Bonaparte
Antibes où il retrouve Désirée venue voir sa soeur, maintenant Mme Joseph Buonaparte. Napoleone est de nouveau sous le charme. L’amourette reprend... Le 5 septembre, il quitte Nice à la suite de l’État-Major, tandis que Désirée regagne Marseille. C’est là qu’il lui adressera cette première lettre écrite d’Oneille {10} :
« La douceur inaltérable qui vous caractérise, l’heureuse franchise qui n’appartient qu’à vous, m’inspirent, bonne Eugénie, de l’amitié, mais absorbé par les affaires, je ne devais pas penser que ce sentiment devait recevoir dans mon âme une cicatrice plus profonde. Étranger aux passions tendres je ne devais pas me méfier au plaisir de votre société. Le charme de votre personne, de votre caractère, a gagné insensiblement le coeur de votre amant. Vous avez depuis lu dans mon âme. Vous m’avez même promis de l’amitié.
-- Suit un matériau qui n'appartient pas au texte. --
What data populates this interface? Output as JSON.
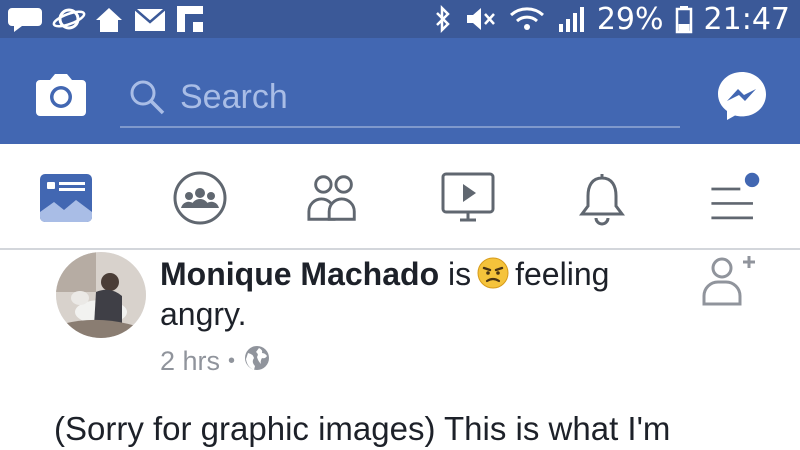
{
  "status_bar": {
    "battery": "29%",
    "time": "21:47",
    "left_icons": [
      "chat-notification-icon",
      "planet-icon",
      "home-icon",
      "mail-icon",
      "flipboard-icon"
    ],
    "right_icons": [
      "bluetooth-icon",
      "mute-icon",
      "wifi-icon",
      "signal-icon",
      "battery-icon"
    ]
  },
  "header": {
    "search_placeholder": "Search",
    "icons": [
      "camera-icon",
      "search-icon",
      "messenger-icon"
    ]
  },
  "tabs": [
    {
      "name": "news-feed",
      "icon": "news-feed-icon",
      "active": true
    },
    {
      "name": "groups",
      "icon": "groups-icon"
    },
    {
      "name": "friends",
      "icon": "friends-icon"
    },
    {
      "name": "watch",
      "icon": "watch-icon"
    },
    {
      "name": "notifications",
      "icon": "bell-icon"
    },
    {
      "name": "menu",
      "icon": "menu-icon",
      "badge_dot": true
    }
  ],
  "post": {
    "author": "Monique Machado",
    "is_text": "is",
    "feeling_pre": "feeling",
    "feeling": "angry.",
    "time_ago": "2 hrs",
    "separator": "•",
    "privacy_icon": "globe-icon",
    "text": "(Sorry for graphic images) This is what I'm"
  },
  "colors": {
    "status_bar": "#3b5998",
    "header": "#4267b2",
    "active_tab": "#4267b2",
    "badge": "#4267b2",
    "text": "#1d2129",
    "meta": "#90949c"
  }
}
Il est vrai que vous ne vous êtes pas moins éloignée de vos amis avec précipitation. Mais de mon côté, le devoir m’entraîne à vous quitter. Vous ne serez donc pas surprise que je déjoue l’éloignement en vous épanchant mon âme. Il est nuit, tout promet les vents à la mer et demain, nous serons encore plus éloignés de dix lieues. Je ne penserai que plus souvent à Eugénie ; mais elle, dans l’âge et du sexe de l’inconstance, partagera-t-elle ma solitude, mes peines, mon amour ? ! ! ! C’est par l’absence que les sentiments vacillent et les caractérisent (sic). Eugénie est-elle tout entière à son amant ? »
Amant ! Dans le sens donné à ce mot au XVIII e siècle bien sûr... D’ailleurs, les sentiments qu’il porte à Désirée Clary ne l’empêchent pas de faire la cour à la jeune femme de Turreau de Lignières. Elle se nomme Louise – Louise Gauthier. Le jeune général la trouve « extrêmement jolie et fort aimable ».... Si aimable qu’elle se donne à Buonaparte.
— J’étais heureux, dira-t-il plus tard, et fier de mon petit succès...
La seconde lettre qu’il écrira à Désirée n’est guère tendre. Il lui conseille de s’adonner à la musique qui « de tous les talents, est celui qui tient le plus aux sentiments » et lui recommande de se livrer à la lecture qui « meublera sa mémoire ». Il ne parle plus de son amour – et Désirée est en droit de lui répondre que « la plus sensible des femmes aime le plus froid des hommes ». Cette fois, touché à vif, Buonaparte se défend :
« Si vous étiez témoin, Mademoiselle, des sentiments que m’a inspirés votre lettre, vous seriez convaincue de l’injustice de vos reproches... Il n’est pas un plaisir auquel je ne désire vous associer. Il n’est pas un rêve que vous ne soyez de moitié. Soyez donc bien sûre que « la plus sensible des femmes aime le plus froid des hommes » est une phrase inique de méchanceté et d’injustice que vous n’avez pas crue en écrivant. Votre coeur la désavouait lorsque votre main l’écrivait. »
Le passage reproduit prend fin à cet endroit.